After reading Euripides' play (upon which the movie is based), I was amazed at how closely the film followed the ancient playwrite's text.
It was great to see all of our old friends before their charged arrival at Troy. It made Achilles' refusal to fight seem less petulant and more understandable. After all, Agamemnon had already "offered" his daughter to Achilles in marriage only to have it be a ruse to lure Iphigenia to Aulis for the sacrifice. Perhaps Achilles grew tired of having Agamemnon take women from him. Thus, when Briseis was claimed by the king after the initial Trojan battles, Achilles stormed back to his tent and refused to fight.

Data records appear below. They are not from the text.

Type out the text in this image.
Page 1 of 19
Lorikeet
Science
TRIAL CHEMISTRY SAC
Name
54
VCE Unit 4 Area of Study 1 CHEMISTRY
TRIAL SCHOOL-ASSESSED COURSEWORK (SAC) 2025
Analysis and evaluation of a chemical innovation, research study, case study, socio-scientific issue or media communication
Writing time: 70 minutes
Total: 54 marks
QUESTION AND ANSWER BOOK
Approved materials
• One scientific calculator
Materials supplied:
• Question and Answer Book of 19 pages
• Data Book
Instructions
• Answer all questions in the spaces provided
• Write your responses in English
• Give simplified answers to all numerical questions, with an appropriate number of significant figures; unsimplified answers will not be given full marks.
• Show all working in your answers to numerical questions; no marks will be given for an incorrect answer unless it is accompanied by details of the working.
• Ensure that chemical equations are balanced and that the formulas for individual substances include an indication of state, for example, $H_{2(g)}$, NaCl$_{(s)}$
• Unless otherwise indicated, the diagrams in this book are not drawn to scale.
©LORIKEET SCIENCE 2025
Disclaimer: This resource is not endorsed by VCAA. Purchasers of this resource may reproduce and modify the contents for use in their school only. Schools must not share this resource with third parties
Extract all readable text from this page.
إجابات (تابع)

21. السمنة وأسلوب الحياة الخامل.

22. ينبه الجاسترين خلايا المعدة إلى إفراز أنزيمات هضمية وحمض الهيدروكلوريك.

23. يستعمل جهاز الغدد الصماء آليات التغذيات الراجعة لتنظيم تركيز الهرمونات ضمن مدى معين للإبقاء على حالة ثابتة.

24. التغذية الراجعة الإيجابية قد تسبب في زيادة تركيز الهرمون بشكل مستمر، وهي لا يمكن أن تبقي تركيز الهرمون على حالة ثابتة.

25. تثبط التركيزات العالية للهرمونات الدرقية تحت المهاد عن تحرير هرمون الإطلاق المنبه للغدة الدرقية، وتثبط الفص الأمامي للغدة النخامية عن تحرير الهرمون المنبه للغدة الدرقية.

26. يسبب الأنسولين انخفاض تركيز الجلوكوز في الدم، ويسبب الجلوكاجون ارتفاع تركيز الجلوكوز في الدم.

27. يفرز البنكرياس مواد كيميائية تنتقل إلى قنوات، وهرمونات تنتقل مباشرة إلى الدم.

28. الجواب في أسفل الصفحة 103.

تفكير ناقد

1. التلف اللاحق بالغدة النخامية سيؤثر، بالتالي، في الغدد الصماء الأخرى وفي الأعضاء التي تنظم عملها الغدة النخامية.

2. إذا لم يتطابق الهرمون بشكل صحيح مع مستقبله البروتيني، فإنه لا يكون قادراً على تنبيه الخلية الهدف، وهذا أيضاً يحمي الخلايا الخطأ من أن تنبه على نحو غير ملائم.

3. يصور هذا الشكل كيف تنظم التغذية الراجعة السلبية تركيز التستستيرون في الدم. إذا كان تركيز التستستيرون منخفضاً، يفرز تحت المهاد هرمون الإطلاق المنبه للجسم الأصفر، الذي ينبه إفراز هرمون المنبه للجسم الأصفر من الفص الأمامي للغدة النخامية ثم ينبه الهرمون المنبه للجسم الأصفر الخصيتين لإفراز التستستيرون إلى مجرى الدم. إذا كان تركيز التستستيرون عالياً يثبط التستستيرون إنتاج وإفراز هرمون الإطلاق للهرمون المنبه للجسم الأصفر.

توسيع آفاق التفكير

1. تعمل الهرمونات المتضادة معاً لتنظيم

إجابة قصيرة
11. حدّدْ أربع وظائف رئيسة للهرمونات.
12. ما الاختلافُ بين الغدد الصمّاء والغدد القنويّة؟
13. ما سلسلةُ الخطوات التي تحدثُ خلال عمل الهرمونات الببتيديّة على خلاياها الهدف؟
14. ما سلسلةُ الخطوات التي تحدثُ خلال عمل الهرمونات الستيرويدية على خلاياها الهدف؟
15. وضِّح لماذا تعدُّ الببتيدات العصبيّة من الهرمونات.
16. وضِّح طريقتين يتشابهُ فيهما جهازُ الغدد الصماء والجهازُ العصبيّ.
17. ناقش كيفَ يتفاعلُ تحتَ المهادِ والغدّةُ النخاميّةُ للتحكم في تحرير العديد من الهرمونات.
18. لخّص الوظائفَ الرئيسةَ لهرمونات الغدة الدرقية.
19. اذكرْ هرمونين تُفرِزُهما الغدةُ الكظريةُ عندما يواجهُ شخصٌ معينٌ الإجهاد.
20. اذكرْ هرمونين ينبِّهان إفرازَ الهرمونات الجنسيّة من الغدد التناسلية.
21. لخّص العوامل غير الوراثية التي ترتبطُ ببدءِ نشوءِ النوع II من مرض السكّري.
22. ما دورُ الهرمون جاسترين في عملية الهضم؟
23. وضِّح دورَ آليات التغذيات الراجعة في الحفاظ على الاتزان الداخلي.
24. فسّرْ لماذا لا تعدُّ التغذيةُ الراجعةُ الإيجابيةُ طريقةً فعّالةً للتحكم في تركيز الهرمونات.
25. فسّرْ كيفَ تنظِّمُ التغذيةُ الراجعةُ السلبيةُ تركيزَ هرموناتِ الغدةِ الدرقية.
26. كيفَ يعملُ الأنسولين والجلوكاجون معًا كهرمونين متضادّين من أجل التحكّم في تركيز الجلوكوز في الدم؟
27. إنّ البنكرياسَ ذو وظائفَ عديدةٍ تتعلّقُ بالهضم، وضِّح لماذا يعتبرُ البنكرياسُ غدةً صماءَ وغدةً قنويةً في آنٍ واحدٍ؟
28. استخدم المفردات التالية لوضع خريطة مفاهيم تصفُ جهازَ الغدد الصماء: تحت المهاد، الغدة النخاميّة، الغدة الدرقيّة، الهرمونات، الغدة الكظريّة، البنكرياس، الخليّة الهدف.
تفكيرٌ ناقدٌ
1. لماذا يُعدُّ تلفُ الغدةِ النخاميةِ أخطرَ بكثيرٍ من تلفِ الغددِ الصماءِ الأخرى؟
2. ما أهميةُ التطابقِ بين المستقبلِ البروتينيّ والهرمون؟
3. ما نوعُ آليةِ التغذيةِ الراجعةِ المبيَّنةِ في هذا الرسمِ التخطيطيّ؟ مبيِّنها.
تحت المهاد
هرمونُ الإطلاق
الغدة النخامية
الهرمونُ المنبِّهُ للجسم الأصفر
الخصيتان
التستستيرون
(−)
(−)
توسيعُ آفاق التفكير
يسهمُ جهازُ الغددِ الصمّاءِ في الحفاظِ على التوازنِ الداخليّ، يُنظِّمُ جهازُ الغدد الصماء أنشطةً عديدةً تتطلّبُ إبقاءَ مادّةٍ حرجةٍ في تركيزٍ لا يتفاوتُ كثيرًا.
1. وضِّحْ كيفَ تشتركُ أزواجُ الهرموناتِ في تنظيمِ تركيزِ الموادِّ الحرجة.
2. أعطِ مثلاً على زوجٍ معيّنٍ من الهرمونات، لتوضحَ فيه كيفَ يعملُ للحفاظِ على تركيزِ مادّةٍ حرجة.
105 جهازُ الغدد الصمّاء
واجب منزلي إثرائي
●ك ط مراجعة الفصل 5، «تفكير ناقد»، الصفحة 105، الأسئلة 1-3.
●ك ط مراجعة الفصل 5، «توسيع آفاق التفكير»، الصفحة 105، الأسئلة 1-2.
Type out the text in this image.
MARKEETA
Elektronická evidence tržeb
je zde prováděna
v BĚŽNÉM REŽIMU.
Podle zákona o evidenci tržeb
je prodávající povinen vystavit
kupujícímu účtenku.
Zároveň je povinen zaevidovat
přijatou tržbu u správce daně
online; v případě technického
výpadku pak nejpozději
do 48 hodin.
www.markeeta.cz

But, we're not talking about Achilles and his rage. We're talking about Iphigenia. Euripides wrote the play in 405 BCE and yet it resonates beautifully with the modern audience. I stopped myself several times during the reading of the play and thought: the words I'm reading were penned over two thousand years ago. For two thousand years these characters have done this tragic dance. Even then, it was an old story- from the Bronze Age. When I think about the inspiration and entertainment that these stories still bring, the connection with all of the generations of humanity that have gone before...but, I digress.
It's easy to see the parallel with the Old Testament story of Abraham preparing to sacrifice his son, Isaac. But, it's also easy to spot the fundamental difference between these two stories of a father sacrificng his beloved child. Abraham's task is a test of faith. Once he passes this test, the sacrifice need no longer occur and a ram is killed instead. Agamemnon, on the other hand, does not face a test of faith (though he does briefly question the motives of the oracles). Agamemnon faces the far less spectacular choices of: the fortunes of his house against the fortunes of Greece, the impotence of one man against a mob, and indecision and second guessing that a man must endure when faced with a horrible situation.
My wife thought that Agamemnon displayed some of the onerous characteristics of the Ogre Father of various myths and stories, but I disagree. Here was a man forced to choose between his country and his daughter (he went back and forth on this decision throughout the play). He was forced to choose between his eldest and most beloved daughter and the rest of his family. Remember, Iphigenia's sisters were back at the palace and the mob threatened to return and destroy Agamemnon's house if he did not make the sacrifice to appease Artemis. Once the winds began to blow, they could unbeach their ships and vent their lust for battle on the Trojans.
Iphigenia's speech at her father's knees was moving and almost flew from tragedy to pathos. Euripides wisely focused on "what" was happening and not "why". He focused on "how" it was happening and how it affected the lives and emotional states of those involved. Only Iphigenia's mother was truly absorbed by the motives- her sister's infidelity. (Remember that Clytemnestra and Helen were sisters).
One last thought for the moment: knowing the Greek myths, I can't help but feel that perhaps the biggest reason for the drama being endured by Agamemnon was not Helen's betrayal of Meneleus when she ran off with Paris, nor Euripides newfound patriotism in Greece as a whole (and not just Athens), but rather Agamemnon's slaughter of Atremis' stag. Yes, I know that the episode is mentioned and given as the impetus for the specific sacrifice, but Euripides was still a man of his time. We have seen time and again that major mythical sin was overstepping the bounds appropriate for a mortal, even though he be a hero. Agamemnon overstepped those bounds for a single moment, but the gods see time differently than we do.